The roots of jihad, as Charles Allen points out in his book, God's Terrorists: The Wahhabi Cult And the Hidden Roots of Modern Jihad, go back to the time of Sheikh Ibn Taymiyya (b.1263), when the Caliphs were still around.

One of reviews of the book says-

British author Allen (Soldier Sahibs) argues persuasively that violent Islamic extremism isn't as new as we might think,------------ Carefully drawing distinctions between mainstream Islam and the fanaticism that spawned al-Qaeda (which he calls "as much a threat to Islam as to the West"), Allen goes back to the 18th-century founding of Wahhabism, a strain of Islam fostered in the Arabian desert that now serves as the Saudi state religion. Fixated on removing any hint of deviation from their interpretation of Muhammad's teachings, violent Wahhabists have traditionally killed more Muslims than non-Muslims. A Central Asia expert, Allen focuses on the form of Wahhabism that developed against the backdrop of waning British imperialism in that area, gradually leading up to Osama bin Laden's arrival.

(from Publishers Weekly, at

There must have been Bush and Blair in the 13th century. The root cause of jihad, you know.

The absolute cluelessness of the concerned HT editor is made even more stark by this confessional article by Hassan Butt-
When I was still a member of what is probably best termed the British Jihadi Network, a series of semi-autonomous British Muslim terrorist groups linked by a single ideology, I remember how we used to laugh in celebration whenever people on TV proclaimed that the sole cause for Islamic acts of terror like 9/11, the Madrid bombings and 7/7 was Western foreign policy.

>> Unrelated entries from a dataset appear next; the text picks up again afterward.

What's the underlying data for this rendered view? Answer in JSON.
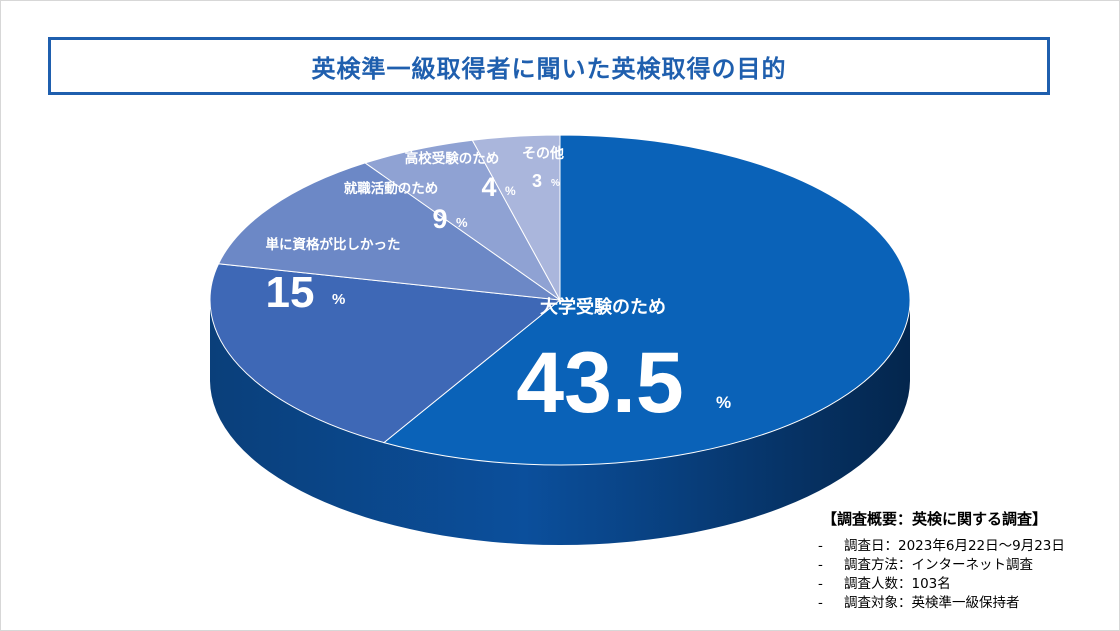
{
  "title": "英検準一級取得者に聞いた英検取得の目的",
  "chart_data": {
    "type": "pie",
    "title": "英検準一級取得者に聞いた英検取得の目的",
    "unit": "%",
    "slices": [
      {
        "label": "大学受験のため",
        "value": 43.5,
        "color": "#0a62b8"
      },
      {
        "label": "単に資格が比しかった",
        "value": 15,
        "color": "#3e68b6"
      },
      {
        "label": "就職活動のため",
        "value": 9,
        "color": "#6c88c6"
      },
      {
        "label": "高校受験のため",
        "value": 4,
        "color": "#8fa2d3"
      },
      {
        "label": "その他",
        "value": 3,
        "color": "#aab6dc"
      }
    ]
  },
  "survey": {
    "title": "【調査概要：英検に関する調査】",
    "rows": [
      {
        "dash": "-",
        "text": "調査日：2023年6月22日～9月23日"
      },
      {
        "dash": "-",
        "text": "調査方法：インターネット調査"
      },
      {
        "dash": "-",
        "text": "調査人数：103名"
      },
      {
        "dash": "-",
        "text": "調査対象：英検準一級保持者"
      }
    ]
  }
}
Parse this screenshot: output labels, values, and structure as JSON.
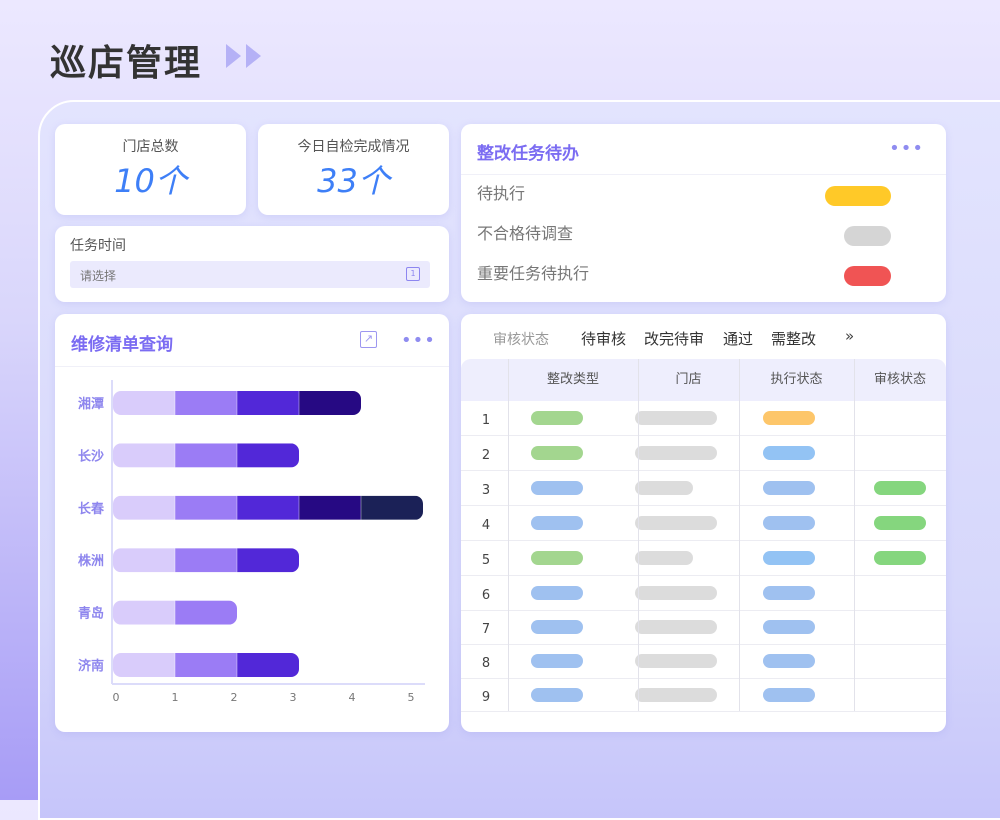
{
  "page": {
    "title": "巡店管理"
  },
  "stats": [
    {
      "label": "门店总数",
      "value": "10个"
    },
    {
      "label": "今日自检完成情况",
      "value": "33个"
    }
  ],
  "task_time": {
    "label": "任务时间",
    "placeholder": "请选择"
  },
  "todo": {
    "title": "整改任务待办",
    "items": [
      {
        "label": "待执行",
        "color": "#ffc928"
      },
      {
        "label": "不合格待调查",
        "color": "#d5d5d5"
      },
      {
        "label": "重要任务待执行",
        "color": "#f05454"
      }
    ]
  },
  "chart_panel": {
    "title": "维修清单查询"
  },
  "chart_data": {
    "type": "bar",
    "orientation": "horizontal",
    "stacked": true,
    "categories": [
      "湘潭",
      "长沙",
      "长春",
      "株洲",
      "青岛",
      "济南"
    ],
    "values": [
      4,
      3,
      5,
      3,
      2,
      3
    ],
    "segment_colors": [
      "#d9ccfb",
      "#9b7cf5",
      "#5228d8",
      "#260983",
      "#1b2157"
    ],
    "xticks": [
      "0",
      "1",
      "2",
      "3",
      "4",
      "5"
    ],
    "xlim": [
      0,
      5
    ],
    "grid": false
  },
  "review": {
    "filter_label": "审核状态",
    "filters": [
      "待审核",
      "改完待审",
      "通过",
      "需整改"
    ],
    "more": "»",
    "columns": [
      "整改类型",
      "门店",
      "执行状态",
      "审核状态"
    ],
    "rows": [
      {
        "n": "1",
        "type": "#a3d68f",
        "store": "long",
        "exec": "#fdc66a",
        "audit": null
      },
      {
        "n": "2",
        "type": "#a3d68f",
        "store": "long",
        "exec": "#93c3f4",
        "audit": null
      },
      {
        "n": "3",
        "type": "#9fc1f0",
        "store": "short",
        "exec": "#9fc1f0",
        "audit": "#85d67e"
      },
      {
        "n": "4",
        "type": "#9fc1f0",
        "store": "long",
        "exec": "#9fc1f0",
        "audit": "#85d67e"
      },
      {
        "n": "5",
        "type": "#a3d68f",
        "store": "short",
        "exec": "#93c3f4",
        "audit": "#85d67e"
      },
      {
        "n": "6",
        "type": "#9fc1f0",
        "store": "long",
        "exec": "#9fc1f0",
        "audit": null
      },
      {
        "n": "7",
        "type": "#9fc1f0",
        "store": "long",
        "exec": "#9fc1f0",
        "audit": null
      },
      {
        "n": "8",
        "type": "#9fc1f0",
        "store": "long",
        "exec": "#9fc1f0",
        "audit": null
      },
      {
        "n": "9",
        "type": "#9fc1f0",
        "store": "long",
        "exec": "#9fc1f0",
        "audit": null
      }
    ]
  }
}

By blaming the government for our actions, those who pushed the 'Blair's bombs' line did our propaganda work for us. More important, they also helped to draw away any critical examination from the real engine of our violence: Islamic theology.

(all emphasis mine)
Note -since this post has become longer than expected, I shall be taking up the other two opinion pieces published in HT in a later post.

update -maybe the root cause of jihad is global warming!